Napoleon himself remained in the Kremlin until the 16th, when a change in the wind brought the conflagration from the suburbs to the inner quarters of the city, and rendered residence in the Imperial Palace dangerous, more especially since the larger part of the captured powder-magazines were within the citadel. The Emperor left by the river gate—the land fronts of the walled enclosure being practically encircled by the flames—and proceeded along the quays, eventually reaching the Imperial palace of Petrovski, some 2 miles on the Petersburg road.

With Napoleon’s departure pillage became universal. Some officers endeavoured to induce their men to take food and clothing, but apparently with little success, and that vast quantities of food were saved was due to the fact that the half-famished troops naturally turned to it. Murder and outrage went hand in hand with pillage. Many inhabitants were massacred by the soldiery, maddened with licence and intoxicating liquor; many others perished in the flames of their homes, or in attempting to escape from them. The miscellaneous horde of female camp-followers behaved as badly as the men. Paymaster Duverger relates how he knocked down a ruffianly cantinière who was robbing a sick and helpless Russian lady. There is unhappily evidence that many of the officers set a disgraceful example. Some pillaged openly; others made a levy upon the plunder of their men. The Guards had the best opportunities and gained an unenviable pre-eminence in misconduct.

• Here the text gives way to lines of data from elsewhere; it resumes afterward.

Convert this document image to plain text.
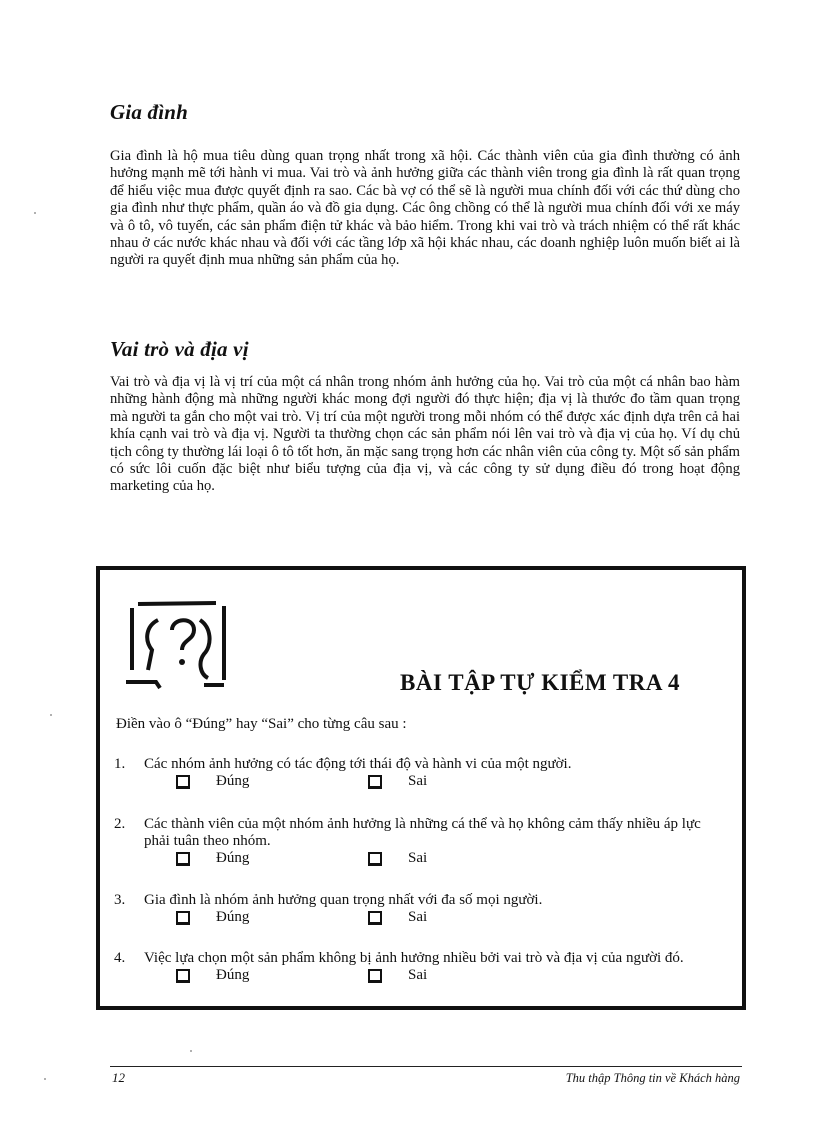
Gia đình

Gia đình là hộ mua tiêu dùng quan trọng nhất trong xã hội. Các thành viên của gia đình thường có ảnh hưởng mạnh mẽ tới hành vi mua. Vai trò và ảnh hưởng giữa các thành viên trong gia đình là rất quan trọng để hiểu việc mua được quyết định ra sao. Các bà vợ có thể sẽ là người mua chính đối với các thứ dùng cho gia đình như thực phẩm, quần áo và đồ gia dụng. Các ông chồng có thể là người mua chính đối với xe máy và ô tô, vô tuyến, các sản phẩm điện tử khác và bảo hiểm. Trong khi vai trò và trách nhiệm có thể rất khác nhau ở các nước khác nhau và đối với các tầng lớp xã hội khác nhau, các doanh nghiệp luôn muốn biết ai là người ra quyết định mua những sản phẩm của họ.

Vai trò và địa vị

Vai trò và địa vị là vị trí của một cá nhân trong nhóm ảnh hưởng của họ. Vai trò của một cá nhân bao hàm những hành động mà những người khác mong đợi người đó thực hiện; địa vị là thước đo tầm quan trọng mà người ta gắn cho một vai trò. Vị trí của một người trong mỗi nhóm có thể được xác định dựa trên cả hai khía cạnh vai trò và địa vị. Người ta thường chọn các sản phẩm nói lên vai trò và địa vị của họ. Ví dụ chủ tịch công ty thường lái loại ô tô tốt hơn, ăn mặc sang trọng hơn các nhân viên của công ty. Một số sản phẩm có sức lôi cuốn đặc biệt như biểu tượng của địa vị, và các công ty sử dụng điều đó trong hoạt động marketing của họ.

BÀI TẬP TỰ KIỂM TRA 4
Điền vào ô “Đúng” hay “Sai” cho từng câu sau :
1.	Các nhóm ảnh hưởng có tác động tới thái độ và hành vi của một người.
Đúng	Sai
2.	Các thành viên của một nhóm ảnh hưởng là những cá thể và họ không cảm thấy nhiều áp lực phải tuân theo nhóm.
Đúng	Sai
3.	Gia đình là nhóm ảnh hưởng quan trọng nhất với đa số mọi người.
Đúng	Sai
4.	Việc lựa chọn một sản phẩm không bị ảnh hưởng nhiều bởi vai trò và địa vị của người đó.
Đúng	Sai
12	Thu thập Thông tin về Khách hàng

Drunkenness was everywhere rife. The men of the 1st Corps were almost as bad as the Guards, and probably this carnival of licence was the event which contributed most to the destruction of their discipline early in the retreat. It is worthy of note that Ney’s corps, which took little direct share in the sack, was the one which kept the best order amid the horrors of the retreat. Marshal Lefebvre was furious at the disorder in the Old Guard, and issued a severe order on the subject.